But Priest’s blood is on my hands and under my fingernails, and his cord has been severed. I told myself that those cords would be cut by me or another. It didn’t matter who, because it was going to happen. We are mere instruments of fate, we soldiers. All those people were shot and would have been shot and we were the walking, running, screaming dead, but it matters that I killed them. The cup must be passed and the poison must be drunk, but that doesn’t mean you have to drink it. The cup was in my hands and I could have cast it back in their faces and died. That would have been better. Oh God, that would have been better. But I drank it. And I passed it and I took the communion of devils. What kind of God would listen to my prayers? Not in this field, not among the blood of devils. I have lived. I have been spared. There’s still time to escape.

 

We have all heard of countries terrorised and traumatised by the nightmarish, upside-down world of child soldiers, but to experience what it is like in reality – and to be one – you must read this book. Beneath the Darkening Sky covers many of the same ugly themes that we have seen (e.g. in Cambodia) and will see again in some other countries, but like them turns them into compulsive reading through the beautiful language of great literature.

South Sudan became the world’s newest country but has had little peace or good news even since then. The interminable (civil) war of this Christian/Animist south, with the oil resources, against northern, Muslim, Sudan for independence both devastated the land and prevented any development. But no sooner did it finally win freedom than the various ethnic groups started fighting among themselves.

The author was nine when rebel soldiers attacked his village and kidnapped all the children taller than an AK47 to become child soldiers. Tulba was an inch shorter; he eventually fled the country to live in Australia. But he wrote this brilliant first novel of what might have happened to him if fate had made him an inch taller.

 

Like the Khmer Rouge for example, the rebels claim to be creating Utopia but actually make only hell on earth. Obinna’s new life is a daily nightmare interspersed with dreaming. It is soaked in casual, self-defeating brutality. The most mercy people can expect (like his friend Priest, in the quote above) is a quick death. Obinna grows down, instead of up.

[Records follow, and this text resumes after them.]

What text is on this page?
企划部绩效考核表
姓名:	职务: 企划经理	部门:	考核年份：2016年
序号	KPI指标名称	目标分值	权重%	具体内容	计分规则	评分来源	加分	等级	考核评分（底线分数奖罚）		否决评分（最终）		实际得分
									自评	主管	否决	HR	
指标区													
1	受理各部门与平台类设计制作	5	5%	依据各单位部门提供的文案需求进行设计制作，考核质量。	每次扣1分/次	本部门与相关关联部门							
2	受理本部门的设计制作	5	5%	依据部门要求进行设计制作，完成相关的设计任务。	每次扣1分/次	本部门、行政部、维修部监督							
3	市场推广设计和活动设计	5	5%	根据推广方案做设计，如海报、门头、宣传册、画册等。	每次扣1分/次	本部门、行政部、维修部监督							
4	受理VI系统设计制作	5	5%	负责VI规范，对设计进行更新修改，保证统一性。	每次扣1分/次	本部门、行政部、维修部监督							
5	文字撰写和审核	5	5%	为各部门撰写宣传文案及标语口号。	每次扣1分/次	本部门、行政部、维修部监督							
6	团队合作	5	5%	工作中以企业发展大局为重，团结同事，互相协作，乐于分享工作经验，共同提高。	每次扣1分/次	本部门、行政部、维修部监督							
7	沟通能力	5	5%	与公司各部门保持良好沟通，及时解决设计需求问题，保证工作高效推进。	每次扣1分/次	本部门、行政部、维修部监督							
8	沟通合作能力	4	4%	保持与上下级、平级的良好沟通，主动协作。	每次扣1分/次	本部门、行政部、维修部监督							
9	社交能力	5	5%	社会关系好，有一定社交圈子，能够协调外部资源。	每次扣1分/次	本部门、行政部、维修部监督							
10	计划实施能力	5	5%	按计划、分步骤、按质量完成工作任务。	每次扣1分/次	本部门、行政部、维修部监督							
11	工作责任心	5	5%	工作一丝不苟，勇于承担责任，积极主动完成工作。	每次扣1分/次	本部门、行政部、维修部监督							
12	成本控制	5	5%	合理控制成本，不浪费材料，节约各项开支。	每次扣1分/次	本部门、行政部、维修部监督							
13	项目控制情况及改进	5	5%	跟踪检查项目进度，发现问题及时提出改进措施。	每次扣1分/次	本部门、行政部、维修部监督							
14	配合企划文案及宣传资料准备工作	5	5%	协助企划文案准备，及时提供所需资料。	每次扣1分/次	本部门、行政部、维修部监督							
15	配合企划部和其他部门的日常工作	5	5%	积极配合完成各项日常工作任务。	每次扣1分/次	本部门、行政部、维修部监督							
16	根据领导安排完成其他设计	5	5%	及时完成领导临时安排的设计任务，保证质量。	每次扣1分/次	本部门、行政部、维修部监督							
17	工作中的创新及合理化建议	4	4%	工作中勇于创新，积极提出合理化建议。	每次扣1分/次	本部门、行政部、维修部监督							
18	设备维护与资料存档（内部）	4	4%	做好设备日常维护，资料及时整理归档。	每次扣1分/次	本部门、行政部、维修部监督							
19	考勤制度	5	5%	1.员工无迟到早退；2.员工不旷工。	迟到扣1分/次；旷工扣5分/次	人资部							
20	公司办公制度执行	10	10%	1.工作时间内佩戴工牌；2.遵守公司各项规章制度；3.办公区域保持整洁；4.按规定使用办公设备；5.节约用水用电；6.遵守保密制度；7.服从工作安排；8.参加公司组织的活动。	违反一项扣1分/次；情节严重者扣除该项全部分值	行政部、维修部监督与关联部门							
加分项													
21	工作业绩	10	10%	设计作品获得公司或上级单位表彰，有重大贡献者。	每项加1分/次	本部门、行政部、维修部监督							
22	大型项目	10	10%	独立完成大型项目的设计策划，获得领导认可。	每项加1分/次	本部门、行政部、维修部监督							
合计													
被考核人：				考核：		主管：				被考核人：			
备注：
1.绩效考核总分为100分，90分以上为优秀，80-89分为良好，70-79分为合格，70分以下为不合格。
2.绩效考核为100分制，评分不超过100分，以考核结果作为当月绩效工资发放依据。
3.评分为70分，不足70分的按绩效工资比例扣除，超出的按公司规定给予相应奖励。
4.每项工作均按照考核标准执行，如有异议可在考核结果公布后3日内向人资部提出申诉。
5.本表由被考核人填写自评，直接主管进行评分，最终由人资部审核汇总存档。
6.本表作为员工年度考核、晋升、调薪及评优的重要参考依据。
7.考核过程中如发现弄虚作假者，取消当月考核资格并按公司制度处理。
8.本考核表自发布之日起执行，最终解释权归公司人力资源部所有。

Among other horrors, the boys are used by the cowardly soldiers to walk in front of them through minefields. When one of them does step on a mine, the scene is described in movie-like slow motion (which felt like watching a crash test dummy flailing about in a car).

 

Like any great novel about a horrible time (similarly to In the Shadow of the Banyan, for Cambodia), the tragedy is not unrelieved. I found the fake ambush especially funny.

 

Traumatising as it is, I highly recommend this novel. It is narrated in short staccato sentences like machine gun fire. I can’t wait to read his second book, “When Elephants Fight”, and hope Tulba will be able to write more books.

 

While I was reading this, there was a documentary series on the Vietnam War on TV. I was struck by what one American Vietnam veteran said: “I only killed one person in Vietnam; the rest were objects.” This novel gives a devastating portrayal of the desensitisation of the killers, of the deadening, dehumanising objectification of death. As Obinna says: “They don’t get to choose to live and I don’t get to choose to kill”.